The seismographic recordings sounded a little like a very distant game of bowling with crashing, banging pins. Actually, we are hearing the earth breath as it rumbles and makes odd, growly sounds. A recording of Morton Feldman’s Triadic Memories is overlaid so there are interludes of somewhat more conventionally musical sounds. The entire program was inspired by Wind and Tree, a poem by Pulitzer Prize winning Irish poet Paul Muldoon.
In the film, we see flashes of parts of bodies with arms bent over heads as though shielding a vulnerable part from a blow; unconnected hands and glimpses of a single, staring eye. In many shots, just when I figured out what body part I was watching, the picture shifted, which was confusing but not unpleasantly so. In one sequence, repeated several times, the dancers punch the air overhead and around to the side, “fighting” empty space. The whole is disorienting and other-worldly as the viewer is guided by the camera. We see an elbow and as we realize that’s what we’re looking at we are quickly thrown into a new perspective by a shot of a forearm or head. At one point, two bodies appear, a man and a woman, both naked from the waist up. They move mostly apart from each other, sometimes repeating each others’ movements, sometimes not. Every frame reveals an alien look made more so by the highly unusual accompanying sounds. Sometimes there are grunts; other times we hear panting as the body bits struggle and give way while the earth itself is gasping or wheezing in counterpoint.
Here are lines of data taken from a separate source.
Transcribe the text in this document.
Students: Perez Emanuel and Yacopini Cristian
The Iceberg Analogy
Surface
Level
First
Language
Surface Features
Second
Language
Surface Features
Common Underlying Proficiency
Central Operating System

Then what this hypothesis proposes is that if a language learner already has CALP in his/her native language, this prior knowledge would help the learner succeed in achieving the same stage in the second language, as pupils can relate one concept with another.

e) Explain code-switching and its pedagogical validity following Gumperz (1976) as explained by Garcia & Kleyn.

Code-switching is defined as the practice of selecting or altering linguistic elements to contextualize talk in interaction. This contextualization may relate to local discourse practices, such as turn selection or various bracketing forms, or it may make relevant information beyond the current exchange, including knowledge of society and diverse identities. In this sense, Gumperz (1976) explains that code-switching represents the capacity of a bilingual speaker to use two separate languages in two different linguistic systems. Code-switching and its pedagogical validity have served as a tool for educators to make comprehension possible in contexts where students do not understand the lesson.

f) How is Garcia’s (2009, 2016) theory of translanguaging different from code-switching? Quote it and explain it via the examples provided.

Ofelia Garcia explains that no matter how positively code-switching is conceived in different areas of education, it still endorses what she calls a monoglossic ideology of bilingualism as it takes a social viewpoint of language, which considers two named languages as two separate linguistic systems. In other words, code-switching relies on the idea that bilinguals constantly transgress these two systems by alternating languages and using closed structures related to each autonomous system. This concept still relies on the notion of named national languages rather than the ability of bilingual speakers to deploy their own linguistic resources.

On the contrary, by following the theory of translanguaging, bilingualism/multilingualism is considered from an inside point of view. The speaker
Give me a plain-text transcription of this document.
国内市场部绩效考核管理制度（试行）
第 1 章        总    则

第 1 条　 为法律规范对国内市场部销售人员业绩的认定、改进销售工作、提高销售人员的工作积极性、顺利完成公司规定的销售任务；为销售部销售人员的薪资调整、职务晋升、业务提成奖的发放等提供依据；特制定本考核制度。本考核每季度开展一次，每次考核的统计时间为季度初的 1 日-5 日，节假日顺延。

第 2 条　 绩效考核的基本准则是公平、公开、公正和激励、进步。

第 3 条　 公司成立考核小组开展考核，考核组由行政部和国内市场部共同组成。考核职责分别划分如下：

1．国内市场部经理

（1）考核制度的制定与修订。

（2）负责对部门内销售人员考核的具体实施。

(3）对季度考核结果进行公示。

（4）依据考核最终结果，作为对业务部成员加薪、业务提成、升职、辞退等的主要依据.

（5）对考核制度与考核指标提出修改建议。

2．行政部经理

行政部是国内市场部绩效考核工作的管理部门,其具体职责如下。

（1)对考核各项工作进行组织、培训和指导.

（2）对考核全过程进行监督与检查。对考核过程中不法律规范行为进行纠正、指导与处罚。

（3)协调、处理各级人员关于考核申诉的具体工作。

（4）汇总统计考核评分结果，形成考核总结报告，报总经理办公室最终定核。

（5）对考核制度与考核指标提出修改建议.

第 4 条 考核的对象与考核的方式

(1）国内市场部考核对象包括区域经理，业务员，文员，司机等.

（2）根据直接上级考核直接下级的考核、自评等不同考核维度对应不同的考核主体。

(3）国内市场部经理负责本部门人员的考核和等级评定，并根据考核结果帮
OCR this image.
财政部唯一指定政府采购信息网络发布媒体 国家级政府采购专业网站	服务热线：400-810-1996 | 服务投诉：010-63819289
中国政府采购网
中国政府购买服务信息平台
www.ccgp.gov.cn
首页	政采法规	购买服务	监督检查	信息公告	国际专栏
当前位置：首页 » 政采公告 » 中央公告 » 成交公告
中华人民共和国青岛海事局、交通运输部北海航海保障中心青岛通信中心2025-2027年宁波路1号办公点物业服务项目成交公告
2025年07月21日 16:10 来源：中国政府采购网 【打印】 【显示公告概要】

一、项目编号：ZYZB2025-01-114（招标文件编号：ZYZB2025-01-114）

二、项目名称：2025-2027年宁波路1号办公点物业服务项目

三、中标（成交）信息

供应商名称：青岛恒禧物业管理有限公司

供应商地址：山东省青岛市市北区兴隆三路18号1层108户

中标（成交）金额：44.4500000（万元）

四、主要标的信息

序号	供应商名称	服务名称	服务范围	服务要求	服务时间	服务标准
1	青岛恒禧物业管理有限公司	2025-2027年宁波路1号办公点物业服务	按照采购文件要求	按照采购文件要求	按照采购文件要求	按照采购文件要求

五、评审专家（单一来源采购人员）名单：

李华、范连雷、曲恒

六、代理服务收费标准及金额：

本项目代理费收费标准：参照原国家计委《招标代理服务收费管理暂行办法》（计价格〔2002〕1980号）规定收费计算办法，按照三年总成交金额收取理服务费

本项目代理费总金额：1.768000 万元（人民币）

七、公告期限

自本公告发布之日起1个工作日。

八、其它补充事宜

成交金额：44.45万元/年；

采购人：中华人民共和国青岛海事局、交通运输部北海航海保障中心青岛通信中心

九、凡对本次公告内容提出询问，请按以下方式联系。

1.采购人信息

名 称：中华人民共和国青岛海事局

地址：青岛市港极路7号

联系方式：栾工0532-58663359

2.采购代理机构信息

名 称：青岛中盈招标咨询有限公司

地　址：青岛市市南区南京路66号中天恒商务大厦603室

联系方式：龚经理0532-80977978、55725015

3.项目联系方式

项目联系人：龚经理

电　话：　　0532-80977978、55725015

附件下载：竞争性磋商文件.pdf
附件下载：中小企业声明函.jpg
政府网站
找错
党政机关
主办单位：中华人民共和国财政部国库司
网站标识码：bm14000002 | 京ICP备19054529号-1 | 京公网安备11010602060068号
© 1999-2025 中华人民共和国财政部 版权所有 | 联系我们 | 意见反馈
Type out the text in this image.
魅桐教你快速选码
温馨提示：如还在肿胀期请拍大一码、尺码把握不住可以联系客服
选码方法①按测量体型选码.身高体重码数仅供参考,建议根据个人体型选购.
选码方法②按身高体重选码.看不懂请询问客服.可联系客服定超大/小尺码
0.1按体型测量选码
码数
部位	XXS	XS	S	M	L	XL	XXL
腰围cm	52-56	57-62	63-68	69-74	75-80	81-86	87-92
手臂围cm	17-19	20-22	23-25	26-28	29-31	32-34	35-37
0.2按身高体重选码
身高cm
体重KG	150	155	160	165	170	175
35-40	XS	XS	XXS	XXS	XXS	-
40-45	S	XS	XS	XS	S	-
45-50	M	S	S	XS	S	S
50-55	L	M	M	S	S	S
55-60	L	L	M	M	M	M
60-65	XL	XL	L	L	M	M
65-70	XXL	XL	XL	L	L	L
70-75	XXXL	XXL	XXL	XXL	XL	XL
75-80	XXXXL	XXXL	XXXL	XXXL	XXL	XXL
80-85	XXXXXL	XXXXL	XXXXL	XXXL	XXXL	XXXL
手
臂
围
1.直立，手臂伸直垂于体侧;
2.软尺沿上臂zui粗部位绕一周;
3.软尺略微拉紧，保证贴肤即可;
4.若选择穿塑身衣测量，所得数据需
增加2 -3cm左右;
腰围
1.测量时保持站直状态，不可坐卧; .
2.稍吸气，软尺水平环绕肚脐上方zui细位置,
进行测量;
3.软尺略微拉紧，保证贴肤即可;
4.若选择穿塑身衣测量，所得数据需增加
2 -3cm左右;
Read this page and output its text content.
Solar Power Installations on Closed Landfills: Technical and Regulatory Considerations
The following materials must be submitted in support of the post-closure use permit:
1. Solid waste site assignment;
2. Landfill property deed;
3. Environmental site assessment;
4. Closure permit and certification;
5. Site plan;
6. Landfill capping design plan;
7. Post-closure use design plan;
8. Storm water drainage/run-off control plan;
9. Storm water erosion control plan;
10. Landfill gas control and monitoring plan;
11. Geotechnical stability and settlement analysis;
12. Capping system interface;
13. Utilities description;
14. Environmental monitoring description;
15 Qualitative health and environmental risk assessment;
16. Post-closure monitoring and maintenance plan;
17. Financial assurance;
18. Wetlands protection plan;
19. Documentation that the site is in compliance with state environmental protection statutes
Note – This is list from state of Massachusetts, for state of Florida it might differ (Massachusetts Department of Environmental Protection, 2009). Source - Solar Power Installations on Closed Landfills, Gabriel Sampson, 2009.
I never knew what to expect which made the piece compelling. Images appeared and vanished; at one point, the dancers abruptly moved more quickly for a while before returning to their earlier, slower rhythms. I’m unclear as to how the piece took its title because I didn’t find the movements relevant to either wind or trees but felt as though I was watching a battle between almost-inhuman figures in a in a vaguely voyeuristic manner. Although the figures have human form, because we see them in pieces and not as whole beings, there is a sense that we are watching angry giants who want to pummel anything within reach. A force greater than any one body or sound is punishing someone or something although we are left to decide the reality for ourselves. Tangled arms, legs and sometimes the tops of heads are lit so that skin sometimes looks like stone or hillocks or even wood. Once in a while, it even looks like flesh.
Abraham originally created the work for a single screen and expanded it to three to “draw out a deeper story and find innovative ways to combine images and sounds from one screen to the next.” The result often yields a blast of movement and music that benefits from the juxtaposition.
The film left me out of breath and slightly dazed. Was this the future? The old past? Past and future intertwined? I don’t think concrete reality matters. It’s Abraham’s vision, originality and creativity that is on display.
The rest of the evening was filled with what I will charitably describe as a “talent show” featuring a high-tech singer/keyboard player with an electric guitarist; a solo dancer, a group doing a riff on musical charades à la karaoke and an athletic man and woman from Cedar Lakes Ballet who revelled in gymnastic twists and nicely executed lifts and spins. Oh, and a stand-up comic who would do well to pursue another line of work while he’s young enough.